Whiteside points out that Noll has incorporated the pork cheek onto the breakfast, lunch and dinner menus, all in different dishes.

“Mike’s found a really creative and fun way to put that across our menu,” Whiteside says. “It’s a very nice, versatile cut of meat that gets overlooked sometimes, and that’s really the goal is finding those cuts that are delicious but maybe don’t get thought of like a pork chop does.”

‘You care about it more’

It’s clear that Whiteside has found his comfort zone with VANA, a passion project that has been bubbling in his head since the day Bardo opened. He’s happy there, but when I ask about being a Black restaurant owner in a city like Charlotte, opening in the midst of not only a pandemic but racial unrest manifesting in protests that passed his doors multiple nights during the first week of business, it’s clear it’s something he contemplates often.

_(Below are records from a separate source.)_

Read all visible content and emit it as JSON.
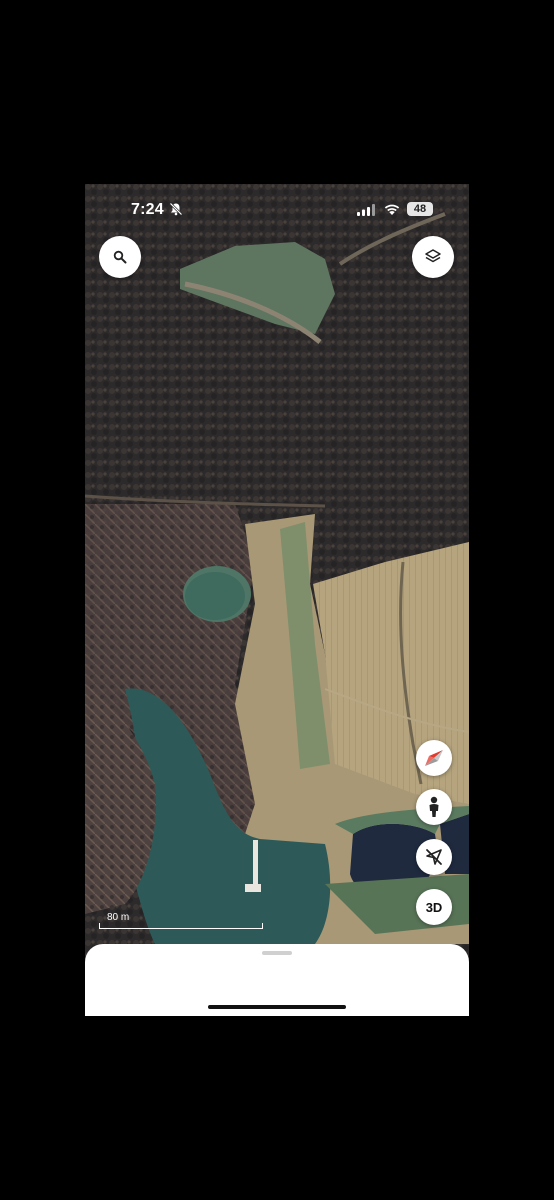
{
  "status_bar": {
    "time": "7:24",
    "battery": "48"
  },
  "map": {
    "scale_label": "80 m",
    "view": "satellite"
  },
  "controls": {
    "three_d_label": "3D"
  },
  "colors": {
    "forest": "#2f2b2a",
    "water": "#2c5a58",
    "field": "#b6a47c",
    "grass": "#56735a"
  }
}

“While everything on the surface is great, it’s depressing; it’s sad that we’re in 2020 and this is a thing that we’re still going through,” he says. “I even get emotional talking about it because it’s just something that should be so far from people’s minds on a day-to-day basis and it’s just in our face every day.

“To be a part of a community that’s predominantly white and we’re succeeding, it means a lot, it really does,” he continues. “It means that you can fight through it, but at the same time you have to fight hard, and people that understand that get a sense that it is a struggle. It wasn’t easy, but it just makes you care about it more.”